Après une visite à Caracas, j’aimerais faire quelques réflexions sur la situation du pays.

Une révision de la Constitution sur des bases plus populaires est, en principe, une bonne idée, mais constitue un processus à moyen et long terme alors que les problèmes existentiels sont à court terme. Avant la fin du processus, les gens risquent de se fatiguer face aux difficultés de la vie quotidienne. Celles-ci proviennent de toute évidence du boycott et de la spéculation de la part du capital local et de l’impérialisme, mais également de processus ordinaires en périodes de pénuries : marché noir, accaparement de marchandises, changement dans la production en fonction de la loi du marché, usure des intermédiaires, mais également corruption des agents de l’État.

Il existe cependant un risque de « fétichisme » de la loi (ici de la Constitution) qui tend à identifier texte juridique et réalité. C’est un défaut très latin qu’on retrouve dans le monde entier, depuis la Déclaration universelle des droits humains de la Révolution française. Karl Marx en parlait déjà dans son texte sur La Question juive. Sans compter qu’il ne sera pas facile de définir sur quelles bases vont se désigner les électeurs et que cela prendra du temps. Il y a enfin un risque de non-participation de l’opposition qui laisserait alors le processus dans les seules mains des convaincus, sans parler d’un possible rejet de la part de la majorité de la population.

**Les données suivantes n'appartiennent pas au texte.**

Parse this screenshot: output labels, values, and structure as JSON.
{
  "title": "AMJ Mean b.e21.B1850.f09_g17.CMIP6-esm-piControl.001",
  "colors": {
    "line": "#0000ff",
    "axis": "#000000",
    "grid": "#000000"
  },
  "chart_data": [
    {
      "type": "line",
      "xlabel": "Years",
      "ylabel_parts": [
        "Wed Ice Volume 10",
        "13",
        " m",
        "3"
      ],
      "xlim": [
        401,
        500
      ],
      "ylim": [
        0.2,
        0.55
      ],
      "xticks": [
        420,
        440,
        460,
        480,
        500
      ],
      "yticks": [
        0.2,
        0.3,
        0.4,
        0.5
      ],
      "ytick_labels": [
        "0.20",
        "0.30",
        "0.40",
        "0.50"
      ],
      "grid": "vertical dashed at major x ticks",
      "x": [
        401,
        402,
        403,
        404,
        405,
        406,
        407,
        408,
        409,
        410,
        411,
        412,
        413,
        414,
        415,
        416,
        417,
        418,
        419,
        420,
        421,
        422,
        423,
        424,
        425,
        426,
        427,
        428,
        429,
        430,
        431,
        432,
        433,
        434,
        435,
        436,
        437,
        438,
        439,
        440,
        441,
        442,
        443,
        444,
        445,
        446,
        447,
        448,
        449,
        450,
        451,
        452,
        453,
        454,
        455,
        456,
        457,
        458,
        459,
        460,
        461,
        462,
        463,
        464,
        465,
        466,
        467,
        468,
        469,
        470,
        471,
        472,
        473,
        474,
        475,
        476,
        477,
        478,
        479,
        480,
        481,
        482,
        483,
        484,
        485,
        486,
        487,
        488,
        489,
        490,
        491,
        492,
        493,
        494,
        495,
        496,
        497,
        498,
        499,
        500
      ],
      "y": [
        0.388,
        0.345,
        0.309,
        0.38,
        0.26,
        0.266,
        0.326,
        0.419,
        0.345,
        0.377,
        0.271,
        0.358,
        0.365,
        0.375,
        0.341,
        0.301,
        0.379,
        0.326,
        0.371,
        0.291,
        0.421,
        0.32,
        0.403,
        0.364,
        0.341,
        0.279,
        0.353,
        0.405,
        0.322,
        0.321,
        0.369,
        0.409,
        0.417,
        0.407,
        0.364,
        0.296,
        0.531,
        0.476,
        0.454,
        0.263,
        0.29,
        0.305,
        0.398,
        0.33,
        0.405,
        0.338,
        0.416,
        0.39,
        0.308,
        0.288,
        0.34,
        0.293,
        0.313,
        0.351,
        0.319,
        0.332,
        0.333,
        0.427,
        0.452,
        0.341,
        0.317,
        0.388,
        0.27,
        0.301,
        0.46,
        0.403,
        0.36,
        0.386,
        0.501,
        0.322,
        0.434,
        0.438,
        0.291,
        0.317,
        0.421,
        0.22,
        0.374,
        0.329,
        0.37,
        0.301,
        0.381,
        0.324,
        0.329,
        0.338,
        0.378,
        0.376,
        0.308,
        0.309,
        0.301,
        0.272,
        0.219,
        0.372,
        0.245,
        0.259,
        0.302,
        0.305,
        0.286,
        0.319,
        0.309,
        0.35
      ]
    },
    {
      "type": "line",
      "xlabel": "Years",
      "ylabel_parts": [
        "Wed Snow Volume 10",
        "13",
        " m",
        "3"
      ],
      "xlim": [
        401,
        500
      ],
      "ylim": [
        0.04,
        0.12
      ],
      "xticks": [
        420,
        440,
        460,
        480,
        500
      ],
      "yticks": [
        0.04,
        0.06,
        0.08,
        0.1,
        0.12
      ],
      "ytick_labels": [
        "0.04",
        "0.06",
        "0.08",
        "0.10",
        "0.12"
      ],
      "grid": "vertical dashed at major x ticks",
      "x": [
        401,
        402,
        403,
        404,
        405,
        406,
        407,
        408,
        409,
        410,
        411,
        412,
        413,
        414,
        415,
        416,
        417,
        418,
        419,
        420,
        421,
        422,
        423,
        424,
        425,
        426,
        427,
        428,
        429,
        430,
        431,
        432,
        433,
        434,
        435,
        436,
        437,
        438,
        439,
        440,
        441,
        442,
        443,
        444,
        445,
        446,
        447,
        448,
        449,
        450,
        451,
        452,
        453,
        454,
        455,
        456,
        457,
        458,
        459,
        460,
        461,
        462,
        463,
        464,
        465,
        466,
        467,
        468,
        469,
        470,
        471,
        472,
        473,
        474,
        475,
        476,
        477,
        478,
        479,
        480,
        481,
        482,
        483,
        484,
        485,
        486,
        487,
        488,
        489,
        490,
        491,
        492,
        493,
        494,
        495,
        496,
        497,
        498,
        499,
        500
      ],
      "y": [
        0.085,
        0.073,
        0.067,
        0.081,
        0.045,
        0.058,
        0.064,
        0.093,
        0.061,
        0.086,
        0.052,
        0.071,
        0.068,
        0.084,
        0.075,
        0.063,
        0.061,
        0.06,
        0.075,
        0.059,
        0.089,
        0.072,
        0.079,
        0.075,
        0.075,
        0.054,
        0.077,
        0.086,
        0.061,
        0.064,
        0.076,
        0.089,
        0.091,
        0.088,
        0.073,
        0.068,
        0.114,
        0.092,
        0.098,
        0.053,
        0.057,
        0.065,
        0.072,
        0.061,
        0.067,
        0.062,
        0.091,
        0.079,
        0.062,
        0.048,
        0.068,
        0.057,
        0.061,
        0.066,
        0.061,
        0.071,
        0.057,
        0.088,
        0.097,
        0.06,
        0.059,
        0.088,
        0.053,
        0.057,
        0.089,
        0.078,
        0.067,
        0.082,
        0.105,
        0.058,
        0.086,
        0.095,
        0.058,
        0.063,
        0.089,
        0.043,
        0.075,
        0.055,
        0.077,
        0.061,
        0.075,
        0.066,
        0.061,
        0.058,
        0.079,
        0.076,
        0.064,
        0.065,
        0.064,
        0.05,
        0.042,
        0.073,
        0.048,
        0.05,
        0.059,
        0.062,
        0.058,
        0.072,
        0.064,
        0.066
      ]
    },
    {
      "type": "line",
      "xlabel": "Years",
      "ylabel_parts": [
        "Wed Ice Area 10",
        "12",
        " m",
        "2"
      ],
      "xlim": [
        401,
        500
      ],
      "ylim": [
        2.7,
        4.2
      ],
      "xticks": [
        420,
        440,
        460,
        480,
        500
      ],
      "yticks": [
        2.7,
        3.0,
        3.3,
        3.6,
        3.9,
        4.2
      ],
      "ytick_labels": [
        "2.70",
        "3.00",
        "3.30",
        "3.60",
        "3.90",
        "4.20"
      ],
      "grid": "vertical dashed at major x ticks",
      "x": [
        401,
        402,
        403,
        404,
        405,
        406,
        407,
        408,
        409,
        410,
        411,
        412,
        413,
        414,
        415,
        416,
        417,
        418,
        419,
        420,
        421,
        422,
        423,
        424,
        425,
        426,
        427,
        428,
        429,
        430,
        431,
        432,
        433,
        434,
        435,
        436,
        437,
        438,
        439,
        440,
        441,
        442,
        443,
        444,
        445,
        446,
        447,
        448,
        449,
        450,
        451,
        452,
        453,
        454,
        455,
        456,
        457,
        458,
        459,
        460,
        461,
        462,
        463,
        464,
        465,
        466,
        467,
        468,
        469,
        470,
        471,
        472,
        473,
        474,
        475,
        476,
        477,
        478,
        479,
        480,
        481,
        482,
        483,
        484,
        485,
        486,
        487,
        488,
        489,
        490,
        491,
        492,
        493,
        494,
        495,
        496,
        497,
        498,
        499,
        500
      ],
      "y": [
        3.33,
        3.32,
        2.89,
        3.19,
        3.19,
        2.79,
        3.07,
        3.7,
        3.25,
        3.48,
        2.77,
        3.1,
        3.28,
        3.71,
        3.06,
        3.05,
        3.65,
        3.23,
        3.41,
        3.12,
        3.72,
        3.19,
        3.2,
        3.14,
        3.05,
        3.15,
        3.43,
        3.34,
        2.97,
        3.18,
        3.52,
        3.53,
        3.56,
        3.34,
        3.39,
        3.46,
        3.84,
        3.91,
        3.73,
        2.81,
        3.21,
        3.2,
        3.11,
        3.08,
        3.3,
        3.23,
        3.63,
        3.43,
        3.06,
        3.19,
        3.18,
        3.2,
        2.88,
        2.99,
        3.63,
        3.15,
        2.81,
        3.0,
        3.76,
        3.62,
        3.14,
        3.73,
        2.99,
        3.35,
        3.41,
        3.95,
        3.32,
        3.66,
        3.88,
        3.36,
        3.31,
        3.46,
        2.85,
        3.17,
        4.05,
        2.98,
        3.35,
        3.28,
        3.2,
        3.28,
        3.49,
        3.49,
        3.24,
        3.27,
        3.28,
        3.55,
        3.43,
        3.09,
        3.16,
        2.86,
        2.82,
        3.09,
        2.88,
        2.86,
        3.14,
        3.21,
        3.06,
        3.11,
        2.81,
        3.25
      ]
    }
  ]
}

C’est pourquoi beaucoup d’autres mesures paraissent nécessaire :
 Renégocier la dette extérieure qui fait sortir des milliards de dollars du pays, alors qu’il existe des pénuries, sachant que cela risque d’augmenter l’évaluation du risque-pays, déjà le plus élevé du monde.
 Se penser sur la dette interne qui revient à l’heure actuelle à financer l’opposition.
 Repenser le projet de l’Arc minier de l’Orénoque, qui, s’il cherche à régler le problème des mines illégales, constitue aussi un retour au passé néolibéral, avec des concessions aux grandes multinationales et paiement de compensations pour les expulsions réalisées du temps de Chávez.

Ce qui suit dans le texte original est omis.